Plusieurs décisions récentes sont venues rappeler des principes largement acquis mais dont on voit qu'ils suscitent une évidente résistance de la pratique. Le Code civil dispose dans son article 1843-4 que «dans tous les cas où sont prévus la cession des droits sociaux d'un associé, ou le rachat de ceux-ci par la société, la valeur de ces droits est déterminée, en cas de contestation, par un expert désigné, soit par les parties, soit à défaut d'accord entre elles, par ordonnance du président du tribunal statuant en la forme des référés et sans recours possible». La lecture de ce texte montre que l'obligation de procéder selon cette démarche suppose un désaccord entre les parties ; elle suppose également a priori une obligation légale d'achat des droits. Mais la jurisprudence est allée au-delà et retient également les cas dans lesquels une obligation d'achat de droits sociaux existe statutairement à la charge de la société ou des personnes choisies par elle. Dans bien des cas, la pratique éprouve la tentation de rechercher des clauses statutaires plus souples permettant notamment d'assurer une meilleure prévisibilité du résultat. Cette tentation toutefois est dangereuse car les juges considèrent que l'article 1843-4 est d'ordre public et l'on a vu dans le passé des clauses de fixation amiable anéanties dans leurs effets. C'est bien ce qui s'est produit dans l'une des affaires à l'origine des arrêts de la Cour de cassation qui ont eu à se prononcer sur la validité de décisions incompatibles avec la procédure légale.

Dans un arrêt du 4 décembre 2007 on était en présence d'une clause d'exclusion statutaire qui prévoyait que, chaque année, la valeur nominale des parts serait déterminée par expert et qu'à défaut de contrepartie d'achat des parts d'un associé sortant, la société s'engageait à les racheter à un prix calculé sur la base d'un certain taux appliqué au montant nominal. La Cour d'appel dont l'arrêt est cassé avait considéré que les règles statutaires l'emportaient sur l'article 1843-4 du code civil.

Com. FS-P+B, n° 06-13.912

Le caractère d'ordre public de l'article 1843-4 est si fort qu'il s'impose même au juge comme le montre un arrêt de la 1ère chambre civile de la Cour de cassation du 20 décembre 2007 : en l'espèce, une Cour d'appel avait ordonné une cession de parts sociales en fixant le prix de celle-ci sans respecter la procédure d'évaluation prévue par l'article 1843-4 du Code civil. L'arrêt d'appel est cassé.

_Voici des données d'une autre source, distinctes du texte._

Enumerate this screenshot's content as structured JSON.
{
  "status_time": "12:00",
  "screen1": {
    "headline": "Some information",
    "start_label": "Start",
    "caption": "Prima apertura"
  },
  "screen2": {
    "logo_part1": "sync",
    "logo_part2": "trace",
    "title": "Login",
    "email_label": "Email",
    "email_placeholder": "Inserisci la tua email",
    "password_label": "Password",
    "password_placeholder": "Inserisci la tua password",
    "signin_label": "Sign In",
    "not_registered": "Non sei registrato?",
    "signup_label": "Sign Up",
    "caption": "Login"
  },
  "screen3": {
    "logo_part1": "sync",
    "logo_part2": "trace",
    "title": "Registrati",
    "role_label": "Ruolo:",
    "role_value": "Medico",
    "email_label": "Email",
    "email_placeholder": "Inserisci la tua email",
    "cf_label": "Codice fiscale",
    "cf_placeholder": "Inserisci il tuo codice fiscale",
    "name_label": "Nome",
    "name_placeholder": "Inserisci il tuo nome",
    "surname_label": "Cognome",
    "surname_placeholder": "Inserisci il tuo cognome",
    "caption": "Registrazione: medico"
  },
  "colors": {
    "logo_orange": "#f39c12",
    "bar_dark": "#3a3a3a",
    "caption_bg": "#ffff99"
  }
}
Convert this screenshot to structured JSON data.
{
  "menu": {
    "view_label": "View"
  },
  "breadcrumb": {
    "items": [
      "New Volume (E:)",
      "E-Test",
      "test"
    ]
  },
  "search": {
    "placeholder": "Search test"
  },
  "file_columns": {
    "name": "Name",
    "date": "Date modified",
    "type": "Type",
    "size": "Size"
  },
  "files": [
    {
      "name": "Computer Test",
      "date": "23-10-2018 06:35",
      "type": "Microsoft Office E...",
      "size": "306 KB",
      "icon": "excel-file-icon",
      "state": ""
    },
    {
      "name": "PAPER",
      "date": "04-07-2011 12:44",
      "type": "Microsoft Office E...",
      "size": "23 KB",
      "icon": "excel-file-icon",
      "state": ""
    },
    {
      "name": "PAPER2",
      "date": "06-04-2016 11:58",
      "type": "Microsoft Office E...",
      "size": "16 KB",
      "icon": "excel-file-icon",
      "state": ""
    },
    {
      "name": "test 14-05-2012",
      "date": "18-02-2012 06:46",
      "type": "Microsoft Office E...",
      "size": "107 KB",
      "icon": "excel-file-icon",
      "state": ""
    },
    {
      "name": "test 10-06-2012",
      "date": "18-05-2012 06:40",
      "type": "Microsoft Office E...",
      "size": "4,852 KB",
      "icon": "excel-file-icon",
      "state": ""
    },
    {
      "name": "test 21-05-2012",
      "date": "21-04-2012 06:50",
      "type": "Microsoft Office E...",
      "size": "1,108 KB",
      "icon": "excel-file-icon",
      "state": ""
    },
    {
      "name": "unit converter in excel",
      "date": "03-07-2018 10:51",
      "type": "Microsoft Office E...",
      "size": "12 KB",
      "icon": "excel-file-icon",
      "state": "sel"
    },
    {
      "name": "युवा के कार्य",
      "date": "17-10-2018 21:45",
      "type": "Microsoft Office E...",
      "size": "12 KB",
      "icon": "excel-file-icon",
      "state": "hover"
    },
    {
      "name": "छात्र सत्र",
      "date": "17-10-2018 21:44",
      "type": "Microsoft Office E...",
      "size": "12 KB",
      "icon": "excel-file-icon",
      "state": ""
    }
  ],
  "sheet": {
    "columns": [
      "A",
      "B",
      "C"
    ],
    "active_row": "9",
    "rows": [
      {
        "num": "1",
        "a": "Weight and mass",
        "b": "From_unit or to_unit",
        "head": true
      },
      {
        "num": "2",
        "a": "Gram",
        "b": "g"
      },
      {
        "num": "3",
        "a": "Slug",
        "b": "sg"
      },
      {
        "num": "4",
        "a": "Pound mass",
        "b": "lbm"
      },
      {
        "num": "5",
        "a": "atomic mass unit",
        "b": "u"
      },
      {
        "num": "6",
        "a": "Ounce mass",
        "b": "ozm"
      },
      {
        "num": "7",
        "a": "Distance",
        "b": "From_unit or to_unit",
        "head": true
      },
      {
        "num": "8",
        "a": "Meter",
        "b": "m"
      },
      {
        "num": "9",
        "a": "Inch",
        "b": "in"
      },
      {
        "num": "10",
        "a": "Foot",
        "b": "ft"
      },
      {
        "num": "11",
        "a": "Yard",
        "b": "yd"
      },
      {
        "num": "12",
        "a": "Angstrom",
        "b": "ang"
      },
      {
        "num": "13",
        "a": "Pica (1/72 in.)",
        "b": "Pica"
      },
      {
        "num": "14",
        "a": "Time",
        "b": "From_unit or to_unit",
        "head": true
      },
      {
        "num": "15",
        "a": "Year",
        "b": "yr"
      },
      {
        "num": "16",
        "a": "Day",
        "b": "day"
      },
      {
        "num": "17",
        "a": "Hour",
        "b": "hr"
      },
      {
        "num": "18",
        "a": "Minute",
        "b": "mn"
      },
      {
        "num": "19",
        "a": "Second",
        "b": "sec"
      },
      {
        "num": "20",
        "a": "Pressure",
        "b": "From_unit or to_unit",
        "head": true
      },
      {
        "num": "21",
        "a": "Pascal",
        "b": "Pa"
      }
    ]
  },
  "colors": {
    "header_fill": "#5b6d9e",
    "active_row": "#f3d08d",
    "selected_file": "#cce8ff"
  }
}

Civ. 1ère, F-P+B, n° 04-20-696

Par rapport aux autres formes sociétaires, la SAS est ici aussi plus souple : les modalités du prix peuvent être fixées dans les statuts, l'article 1843-4 ne trouvant application qu'à défaut de prévision statutaire. C'est un espace de liberté unique car l'article 1843-4 trouve application dans toutes les autres sociétés, même celles qui sont dépourvues de personnalité morale comme les sociétés en participation.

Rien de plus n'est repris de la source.